ICE releases Wash. detainee after 'unreasonable failures of care'
Published in News & Features
A man from the Philippines awaiting the result of a deportation order has been released from Tacoma’s Northwest ICE Processing Center following a federal court order that called the man’s detention unconstitutionally “punitive.”
U.S. District Judge Tana Lin granted the release requested in Greggy Sorio’s habeas corpus petition Friday, stating that the Tacoma detention center’s “unreasonable treatment” of Sorio brought about “extreme consequences” for his health.
While in Immigration and Customs Enforcement custody, Sorio — also known as “Kuya G” — developed a bone infection that led to health care providers amputating one of his toes and a portion of his foot.
“I just want to say thank you to everyone. I'm speechless,” Sorio, 37, said during a celebration hosted by the Tanggol Migrante Movement, according to a statement from the organization, which described Sorio’s release as “an unexpected announcement.”
Though the court order released Sorio from the Tacoma detention center, he still faces a deportation order and the threat of removal from the U.S.
Sorio came to the U.S. on a green card in 2007. He is originally from Lingayen, Pangasinan, in the Philippines.
‘Objectively unreasonable failures’
When Sorio initially entered ICE detention in March he “was in good health,” according to court documents.
ICE officials arrested Sorio in 2025 after he finished serving prison time in Alaska. He was arrested in 2023 and then pleaded guilty to recklessly causing injury to another person the following year. Before then, he was convicted of convicted of burglary in 2019; fourth-degree assault in 2017; reckless endangerment in 2016 and reckless injury in 2010.
While at the detention center, Sorio developed several health issues: a serious bone infection that led to physicians amputating one of his toes and part of his foot; a diagnosis of ulcerative colitis, a type of inflammatory bowel disease; acute blood loss anemia; and “dramatic unintended weight loss,” according to court documents.

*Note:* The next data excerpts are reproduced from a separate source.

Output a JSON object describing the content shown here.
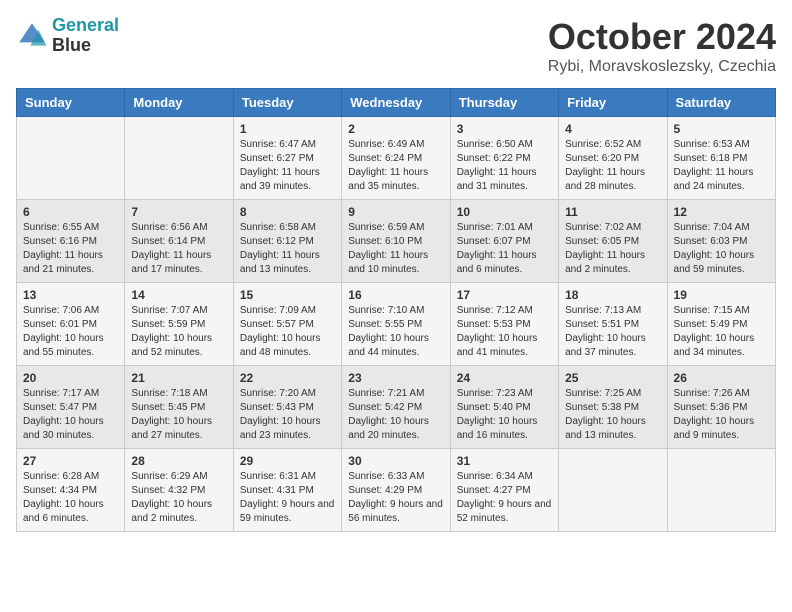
{
  "header": {
    "logo_line1": "General",
    "logo_line2": "Blue",
    "month": "October 2024",
    "location": "Rybi, Moravskoslezsky, Czechia"
  },
  "weekdays": [
    "Sunday",
    "Monday",
    "Tuesday",
    "Wednesday",
    "Thursday",
    "Friday",
    "Saturday"
  ],
  "weeks": [
    [
      {
        "day": "",
        "sunrise": "",
        "sunset": "",
        "daylight": ""
      },
      {
        "day": "",
        "sunrise": "",
        "sunset": "",
        "daylight": ""
      },
      {
        "day": "1",
        "sunrise": "Sunrise: 6:47 AM",
        "sunset": "Sunset: 6:27 PM",
        "daylight": "Daylight: 11 hours and 39 minutes."
      },
      {
        "day": "2",
        "sunrise": "Sunrise: 6:49 AM",
        "sunset": "Sunset: 6:24 PM",
        "daylight": "Daylight: 11 hours and 35 minutes."
      },
      {
        "day": "3",
        "sunrise": "Sunrise: 6:50 AM",
        "sunset": "Sunset: 6:22 PM",
        "daylight": "Daylight: 11 hours and 31 minutes."
      },
      {
        "day": "4",
        "sunrise": "Sunrise: 6:52 AM",
        "sunset": "Sunset: 6:20 PM",
        "daylight": "Daylight: 11 hours and 28 minutes."
      },
      {
        "day": "5",
        "sunrise": "Sunrise: 6:53 AM",
        "sunset": "Sunset: 6:18 PM",
        "daylight": "Daylight: 11 hours and 24 minutes."
      }
    ],
    [
      {
        "day": "6",
        "sunrise": "Sunrise: 6:55 AM",
        "sunset": "Sunset: 6:16 PM",
        "daylight": "Daylight: 11 hours and 21 minutes."
      },
      {
        "day": "7",
        "sunrise": "Sunrise: 6:56 AM",
        "sunset": "Sunset: 6:14 PM",
        "daylight": "Daylight: 11 hours and 17 minutes."
      },
      {
        "day": "8",
        "sunrise": "Sunrise: 6:58 AM",
        "sunset": "Sunset: 6:12 PM",
        "daylight": "Daylight: 11 hours and 13 minutes."
      },
      {
        "day": "9",
        "sunrise": "Sunrise: 6:59 AM",
        "sunset": "Sunset: 6:10 PM",
        "daylight": "Daylight: 11 hours and 10 minutes."
      },
      {
        "day": "10",
        "sunrise": "Sunrise: 7:01 AM",
        "sunset": "Sunset: 6:07 PM",
        "daylight": "Daylight: 11 hours and 6 minutes."
      },
      {
        "day": "11",
        "sunrise": "Sunrise: 7:02 AM",
        "sunset": "Sunset: 6:05 PM",
        "daylight": "Daylight: 11 hours and 2 minutes."
      },
      {
        "day": "12",
        "sunrise": "Sunrise: 7:04 AM",
        "sunset": "Sunset: 6:03 PM",
        "daylight": "Daylight: 10 hours and 59 minutes."
      }
    ],
    [
      {
        "day": "13",
        "sunrise": "Sunrise: 7:06 AM",
        "sunset": "Sunset: 6:01 PM",
        "daylight": "Daylight: 10 hours and 55 minutes."
      },
      {
        "day": "14",
        "sunrise": "Sunrise: 7:07 AM",
        "sunset": "Sunset: 5:59 PM",
        "daylight": "Daylight: 10 hours and 52 minutes."
      },
      {
        "day": "15",
        "sunrise": "Sunrise: 7:09 AM",
        "sunset": "Sunset: 5:57 PM",
        "daylight": "Daylight: 10 hours and 48 minutes."
      },
      {
        "day": "16",
        "sunrise": "Sunrise: 7:10 AM",
        "sunset": "Sunset: 5:55 PM",
        "daylight": "Daylight: 10 hours and 44 minutes."
      },
      {
        "day": "17",
        "sunrise": "Sunrise: 7:12 AM",
        "sunset": "Sunset: 5:53 PM",
        "daylight": "Daylight: 10 hours and 41 minutes."
      },
      {
        "day": "18",
        "sunrise": "Sunrise: 7:13 AM",
        "sunset": "Sunset: 5:51 PM",
        "daylight": "Daylight: 10 hours and 37 minutes."
      },
      {
        "day": "19",
        "sunrise": "Sunrise: 7:15 AM",
        "sunset": "Sunset: 5:49 PM",
        "daylight": "Daylight: 10 hours and 34 minutes."
      }
    ],
    [
      {
        "day": "20",
        "sunrise": "Sunrise: 7:17 AM",
        "sunset": "Sunset: 5:47 PM",
        "daylight": "Daylight: 10 hours and 30 minutes."
      },
      {
        "day": "21",
        "sunrise": "Sunrise: 7:18 AM",
        "sunset": "Sunset: 5:45 PM",
        "daylight": "Daylight: 10 hours and 27 minutes."
      },
      {
        "day": "22",
        "sunrise": "Sunrise: 7:20 AM",
        "sunset": "Sunset: 5:43 PM",
        "daylight": "Daylight: 10 hours and 23 minutes."
      },
      {
        "day": "23",
        "sunrise": "Sunrise: 7:21 AM",
        "sunset": "Sunset: 5:42 PM",
        "daylight": "Daylight: 10 hours and 20 minutes."
      },
      {
        "day": "24",
        "sunrise": "Sunrise: 7:23 AM",
        "sunset": "Sunset: 5:40 PM",
        "daylight": "Daylight: 10 hours and 16 minutes."
      },
      {
        "day": "25",
        "sunrise": "Sunrise: 7:25 AM",
        "sunset": "Sunset: 5:38 PM",
        "daylight": "Daylight: 10 hours and 13 minutes."
      },
      {
        "day": "26",
        "sunrise": "Sunrise: 7:26 AM",
        "sunset": "Sunset: 5:36 PM",
        "daylight": "Daylight: 10 hours and 9 minutes."
      }
    ],
    [
      {
        "day": "27",
        "sunrise": "Sunrise: 6:28 AM",
        "sunset": "Sunset: 4:34 PM",
        "daylight": "Daylight: 10 hours and 6 minutes."
      },
      {
        "day": "28",
        "sunrise": "Sunrise: 6:29 AM",
        "sunset": "Sunset: 4:32 PM",
        "daylight": "Daylight: 10 hours and 2 minutes."
      },
      {
        "day": "29",
        "sunrise": "Sunrise: 6:31 AM",
        "sunset": "Sunset: 4:31 PM",
        "daylight": "Daylight: 9 hours and 59 minutes."
      },
      {
        "day": "30",
        "sunrise": "Sunrise: 6:33 AM",
        "sunset": "Sunset: 4:29 PM",
        "daylight": "Daylight: 9 hours and 56 minutes."
      },
      {
        "day": "31",
        "sunrise": "Sunrise: 6:34 AM",
        "sunset": "Sunset: 4:27 PM",
        "daylight": "Daylight: 9 hours and 52 minutes."
      },
      {
        "day": "",
        "sunrise": "",
        "sunset": "",
        "daylight": ""
      },
      {
        "day": "",
        "sunrise": "",
        "sunset": "",
        "daylight": ""
      }
    ]
  ]
}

Sorio suffered irreparable injury as a result of his detainment and the lack of medical care at the detention center, his attorney Louise Carhart said.
“But, in her opinion, in response to the medical neglect that he suffered, the appropriate relief was immediate release,” Carhart said of the federal judge’s order.
Detention center staff also denied Sorio immediate medical care repeatedly, Lin wrote. When Sorio began complaining about passing blood in his stool and rectal bleeding, staff members waited more than a month to refer him to a gastroenterologist and denied Sorio’s requests to be taken to the hospital.
At the peak of Sorio’s abdominal pain, detention center staff ignored Sorio’s “screams and cries of pain for three hours,” forced him to walk down stairs while in pain and waited multiple hours before sending him to the hospital, among other issues.
By the time officials took Sorio to the hospital, health care providers had to amputate one of Sorio’s toes and a portion of his foot.
“(Sorio's) medical care, and denial of medical care, included objectively unreasonable failures of care that more likely than not resulted in permanent disability, including the loss of his toe and part of his foot,” Lin wrote.
An ICE spokesperson did not respond immediately to a request for comment.
Next steps for Sorio
Now, community organizers are helping Sorio — whose nickname in Tagalog means “Big Brother G” — receive medical care and fill out necessary legal paperwork, said Noah Ajeto, the chairperson of Migrante Southcenter, an organization part of the Tanggol Migrante Movement.
Filipino community and health care advocates have rallied against Sorio’s expected deportation, as well as how detention center staff have been slow to treat Sorio’s health problems. The Tanggol Migrante Movement is a coalition of more than 250 organizations that supports the rights of Filipino migrants.
The Tanggol Migrante Movement “reasserts their commitment to fully overturning Kuya G’s deportation, and getting him the urgent medical treatment he needs,” the organization said in a statement Friday.
Ajeto said that the organization had been in the midst of planning an annual celebration of its work when organizers learned Sorio had been released, calling it “a people’s victory.”
“It was really inspiring for a lot of people,” Ajeto said. “Many of the people at that celebration had done the weekly visits, and many of them had contributed to his commissary and showed up to the rallies. So they're all very invested.”
Previously, Sorio had been set to be deported to the Philippines in December. But airline officials pulled him off the flight at the last minute due to his poor health, including recent amputations.
Sorio’s partner and two children are all U.S. citizens and live in Kodiak, Alaska.